Getting Ready to Read

Getting Ready to Read

Before you read, do at least one of these activities:

As you read, consider the following questions:

1

Bitterwaitress.com is one of the newest among a burgeoning number of worker-produced websites associated with the service industry.1 The menu on the first page of this website offers links to gossip about celebrity behavior in restaurants, gossip about chefs and restaurant owners, accounts from famous people who were once waitresses,2 and customer-related horror stories. There is also a forum that includes a “hate mail” page that posts email criticisms of the website itself, as well as general criticisms of waitressing, but the criticisms are followed by rebuttals usually from past or present waitresses. Predictably, most of the criticisms either implicitly or explicitly portray waitresses as ignorant and stupid. One email respondent didn’t like what he read on the customer horror story page and sent in this response:

If you find your job [as a waitress] so despicable, then go get an education and get a REAL job. You are whining about something that you can fix. Stop being such a weakling, go out and learn something, anything, and go make a real contribution to society.... Wait, let me guess: you do not have any marketable skills or useful knowledge, so you do what any bumbling fool can do, wait on tables. This is your own fault.

2

This response inspired a number of rebuttals of which the following two best summarize the overall sentiment expressed in response to the rant above. The first is from the webmaster of bitterwaitress.com:

Is it possible that I have an education, maybe I went to, oh say, Duke, and I just waitressed for some free time? Or that there are very many people in the industry who do this so that they CAN get an education? Not all of us were born with a trust fund.—There is, I might add, considerably more or less to a job than a “clear cut” salary. If you... live in New York,... you’ll know that empty stores and un-crowded subways are half the reason to work at night. By the way, what are the three Leovilles? What are the two kinds of tripe? Who was Cesar Ritz’ partner? What is the JavaScript for a rollover? I guess I would have to ask a bumbling fool those questions. So, tell me then.

3

The second is from a mother of four:

I might not have a college education, but I would love to see those so called intelligent people get a big tip out of a bad meal, or from a person who is rude and cocky just because that’s the way they are—that takes talent and its not a talent you can learn at any university. So, think about it before you say, “poor girl—too dumb to get a real job....”

Assumptions that waitresses (and waiters) are ignorant and stupid and that waiting on tables contributes little to society are not new. The rebuttals to commonplace, pejorative understandings of the food service industry suggest, however, that there is complexity and skill that may go unrecognized by the general public or institutions such as universities.

4

Assumptions that waitresses (and waiters) are ignorant and stupid and that waiting on tables contributes little to society are not new. The rebuttals to commonplace, pejorative understandings of the food service industry suggest, however, that there is complexity and skill that may go unrecognized by the general public or institutions such as universities.
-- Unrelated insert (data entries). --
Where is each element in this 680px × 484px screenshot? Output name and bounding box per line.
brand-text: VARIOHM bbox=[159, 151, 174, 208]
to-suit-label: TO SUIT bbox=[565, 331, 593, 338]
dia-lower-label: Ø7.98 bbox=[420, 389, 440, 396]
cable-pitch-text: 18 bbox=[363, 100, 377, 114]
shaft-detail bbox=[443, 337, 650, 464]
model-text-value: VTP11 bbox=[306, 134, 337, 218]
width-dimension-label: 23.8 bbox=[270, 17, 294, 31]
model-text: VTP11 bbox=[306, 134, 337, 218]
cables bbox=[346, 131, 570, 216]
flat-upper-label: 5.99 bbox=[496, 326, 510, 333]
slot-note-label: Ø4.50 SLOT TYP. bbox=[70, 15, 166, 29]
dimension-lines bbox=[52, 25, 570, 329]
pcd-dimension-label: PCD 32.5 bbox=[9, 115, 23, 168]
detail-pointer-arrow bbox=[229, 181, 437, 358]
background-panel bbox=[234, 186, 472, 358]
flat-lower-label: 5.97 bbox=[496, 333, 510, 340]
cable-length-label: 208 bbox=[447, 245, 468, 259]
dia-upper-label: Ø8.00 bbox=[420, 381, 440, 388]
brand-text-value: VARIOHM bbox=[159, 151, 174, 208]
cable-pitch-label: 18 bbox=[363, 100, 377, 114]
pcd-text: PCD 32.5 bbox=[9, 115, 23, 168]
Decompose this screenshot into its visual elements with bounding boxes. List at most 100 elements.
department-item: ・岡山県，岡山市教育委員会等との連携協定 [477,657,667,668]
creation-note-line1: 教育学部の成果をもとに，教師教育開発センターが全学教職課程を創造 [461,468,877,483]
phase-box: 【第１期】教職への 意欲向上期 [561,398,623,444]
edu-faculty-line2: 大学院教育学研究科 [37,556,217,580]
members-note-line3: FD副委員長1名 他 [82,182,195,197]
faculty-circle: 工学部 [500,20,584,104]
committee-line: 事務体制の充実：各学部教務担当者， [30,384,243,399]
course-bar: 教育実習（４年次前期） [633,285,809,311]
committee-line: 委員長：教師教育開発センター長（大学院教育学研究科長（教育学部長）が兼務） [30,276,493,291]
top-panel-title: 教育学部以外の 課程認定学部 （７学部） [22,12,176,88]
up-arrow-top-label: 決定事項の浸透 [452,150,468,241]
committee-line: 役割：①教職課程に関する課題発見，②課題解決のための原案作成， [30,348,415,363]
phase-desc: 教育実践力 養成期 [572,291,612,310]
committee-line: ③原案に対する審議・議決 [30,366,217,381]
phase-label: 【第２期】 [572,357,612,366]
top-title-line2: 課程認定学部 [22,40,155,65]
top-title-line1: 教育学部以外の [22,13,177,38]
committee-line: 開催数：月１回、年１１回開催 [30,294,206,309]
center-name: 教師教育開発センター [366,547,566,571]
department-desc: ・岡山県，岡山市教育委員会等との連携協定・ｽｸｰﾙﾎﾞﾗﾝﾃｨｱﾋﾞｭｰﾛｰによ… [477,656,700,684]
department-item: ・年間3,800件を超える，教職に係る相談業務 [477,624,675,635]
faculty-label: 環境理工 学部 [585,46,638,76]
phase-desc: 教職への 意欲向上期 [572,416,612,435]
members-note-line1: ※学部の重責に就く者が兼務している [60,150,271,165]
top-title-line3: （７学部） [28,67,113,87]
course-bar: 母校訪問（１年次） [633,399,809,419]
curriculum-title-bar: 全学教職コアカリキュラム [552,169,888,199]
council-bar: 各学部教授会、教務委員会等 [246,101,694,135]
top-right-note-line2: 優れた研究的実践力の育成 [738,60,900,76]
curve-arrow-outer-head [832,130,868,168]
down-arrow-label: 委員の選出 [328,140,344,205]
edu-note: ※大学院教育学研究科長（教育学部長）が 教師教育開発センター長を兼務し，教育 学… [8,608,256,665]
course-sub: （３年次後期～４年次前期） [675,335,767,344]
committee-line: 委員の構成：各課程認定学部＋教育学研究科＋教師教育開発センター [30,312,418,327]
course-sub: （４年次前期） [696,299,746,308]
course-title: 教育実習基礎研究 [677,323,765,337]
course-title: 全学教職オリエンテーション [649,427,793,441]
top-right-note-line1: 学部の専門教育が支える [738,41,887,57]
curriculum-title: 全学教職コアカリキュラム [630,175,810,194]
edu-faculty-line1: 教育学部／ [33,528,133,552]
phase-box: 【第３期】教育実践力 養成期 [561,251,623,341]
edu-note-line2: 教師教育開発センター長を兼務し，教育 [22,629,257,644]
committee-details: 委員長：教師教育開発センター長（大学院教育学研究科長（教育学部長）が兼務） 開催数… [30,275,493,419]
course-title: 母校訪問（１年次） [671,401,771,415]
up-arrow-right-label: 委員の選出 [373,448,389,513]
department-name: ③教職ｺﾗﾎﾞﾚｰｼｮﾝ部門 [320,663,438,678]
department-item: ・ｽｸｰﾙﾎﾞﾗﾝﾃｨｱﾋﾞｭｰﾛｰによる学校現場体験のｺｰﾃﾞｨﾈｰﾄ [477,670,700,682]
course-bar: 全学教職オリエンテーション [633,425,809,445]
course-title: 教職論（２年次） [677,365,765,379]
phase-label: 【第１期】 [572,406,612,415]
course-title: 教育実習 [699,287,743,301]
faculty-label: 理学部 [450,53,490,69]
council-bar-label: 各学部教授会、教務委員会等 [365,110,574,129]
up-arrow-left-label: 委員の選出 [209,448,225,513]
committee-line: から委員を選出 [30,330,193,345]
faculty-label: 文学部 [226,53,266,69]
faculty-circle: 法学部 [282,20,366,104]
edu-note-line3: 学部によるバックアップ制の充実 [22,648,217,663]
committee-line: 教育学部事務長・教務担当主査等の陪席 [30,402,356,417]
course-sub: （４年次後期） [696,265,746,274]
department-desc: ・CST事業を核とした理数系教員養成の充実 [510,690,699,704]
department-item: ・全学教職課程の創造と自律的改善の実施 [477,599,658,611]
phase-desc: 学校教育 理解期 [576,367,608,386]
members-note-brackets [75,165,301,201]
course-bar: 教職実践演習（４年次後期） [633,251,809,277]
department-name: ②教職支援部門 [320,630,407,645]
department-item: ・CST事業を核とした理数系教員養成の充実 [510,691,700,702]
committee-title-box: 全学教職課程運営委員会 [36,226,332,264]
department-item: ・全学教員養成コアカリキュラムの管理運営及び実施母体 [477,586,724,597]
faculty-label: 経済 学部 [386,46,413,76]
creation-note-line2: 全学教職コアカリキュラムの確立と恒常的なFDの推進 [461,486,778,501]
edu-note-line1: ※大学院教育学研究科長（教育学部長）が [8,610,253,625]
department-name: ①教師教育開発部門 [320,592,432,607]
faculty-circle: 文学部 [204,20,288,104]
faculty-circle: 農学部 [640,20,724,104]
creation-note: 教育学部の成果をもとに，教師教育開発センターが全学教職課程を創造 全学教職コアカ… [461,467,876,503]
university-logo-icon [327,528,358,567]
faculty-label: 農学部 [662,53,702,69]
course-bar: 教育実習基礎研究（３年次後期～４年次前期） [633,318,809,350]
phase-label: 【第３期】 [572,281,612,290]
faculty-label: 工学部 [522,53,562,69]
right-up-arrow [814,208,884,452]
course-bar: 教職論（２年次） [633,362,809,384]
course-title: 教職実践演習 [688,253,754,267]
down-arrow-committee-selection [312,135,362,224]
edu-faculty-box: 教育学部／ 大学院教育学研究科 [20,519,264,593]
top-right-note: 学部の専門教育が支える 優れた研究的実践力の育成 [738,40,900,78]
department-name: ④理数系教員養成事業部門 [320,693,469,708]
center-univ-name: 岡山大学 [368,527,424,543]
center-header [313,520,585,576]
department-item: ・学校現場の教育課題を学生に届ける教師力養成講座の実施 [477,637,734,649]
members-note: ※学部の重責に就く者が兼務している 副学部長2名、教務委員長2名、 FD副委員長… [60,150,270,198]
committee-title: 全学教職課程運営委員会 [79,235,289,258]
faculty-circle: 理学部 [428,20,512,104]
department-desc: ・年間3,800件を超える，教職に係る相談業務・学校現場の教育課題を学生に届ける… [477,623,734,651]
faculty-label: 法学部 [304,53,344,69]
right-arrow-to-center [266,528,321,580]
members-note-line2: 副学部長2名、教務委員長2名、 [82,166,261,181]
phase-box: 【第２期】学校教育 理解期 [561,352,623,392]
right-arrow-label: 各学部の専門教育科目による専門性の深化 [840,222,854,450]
Indeed institutions, particularly government and corporate entities in the United States, like the Bureau of Labor Statistics or the National Skills Labor Board, define waiting on tables as a low skilled profession. By defining this kind of work as low skilled, there is a concomitant implication that the more than one-third of America’s workforce who do it are low skilled.

5

Service occupations, otherwise known as “in-person” services (Reich, 1992) or “interactive services” (Leidner, 1993; MacDonald and Sirianni, 1996), include any kind of work which fundamentally involves face-to-face or voice-to-voice interactions and conscious manipulation of self-presentation. As distinguished from white-collar service work, this category of “emotional proletariat” (MacDonald and Sirianni, 1996) is comprised primarily of retail sales workers, hotel workers, cashiers, house cleaners, flight attendants, taxi drivers, package delivery drivers, and waiters, among others. According to the U.S. Bureau of Labor Statistics (1996), one-fifth of the jobs in eating, drinking, and grocery store establishments are held by youth workers between the ages of 16 and 24. While this kind of work is traditionally assumed to be primarily a stop-gap for young workers who will later move up and on to other careers, it also involves youths who will later end up in both middle- and working-class careers. It should not be forgotten that more than two thirds of the workers involved in food service are mature adults—many or most who began their careers in the same or similar industries. Interactive service work is a significant part of the economy in the U.S. today, and the Bureau of Labor Statistics predicts that jobs will be “abundant” in this category through 2006.

6

Economists such as Peter Drucker (1993) suggest that interactive service workers lack the necessary education to be “knowledge” workers. These economists support general conceptions that service work is “mindless,” involving routine and repetitive tasks that require little education. This orientation further suggests that these supposedly low skilled workers lack the problem identifying, problem solving, and other high level abilities needed to work in other occupations. However, relatively little specific attention and analysis have been given to the literacy skills and language abilities needed to do this work. My research investigates these issues with a focus on waiters and waitresses who work in diners. Diner restaurants are somewhat distinct from fast food or fine-dining restaurants, and they also epitomize many of the assumptions held about low skilled workplaces that require interactive services. The National Skills Standard Board, for instance, has determined that a ninth-grade level of spoken and written language use is needed to be a waiter or a waitress. Yet, how language is spoken, read, or written in a restaurant may be vastly different from how it is used in a classroom. A seemingly simple event such as taking a customer’s food order can become significantly more complex, for example, when a customer has a special request. How the waitress or waiter understands and uses texts such as the menu and how she or he “reads” and verbally interacts with the customer reflect carefully constructed uses of language and literacy.

7

This chapter explores these constructed ways of “reading” texts (and customers) along with the verbal, “performances” and other manipulations of self-presentation that characterize interactive service work. In line with MacDonald and Sirianni (1996), I hope this work will contribute to the development of understandings and policies that build more respect and recognition for service work to help ensure it does not become equated with servitude.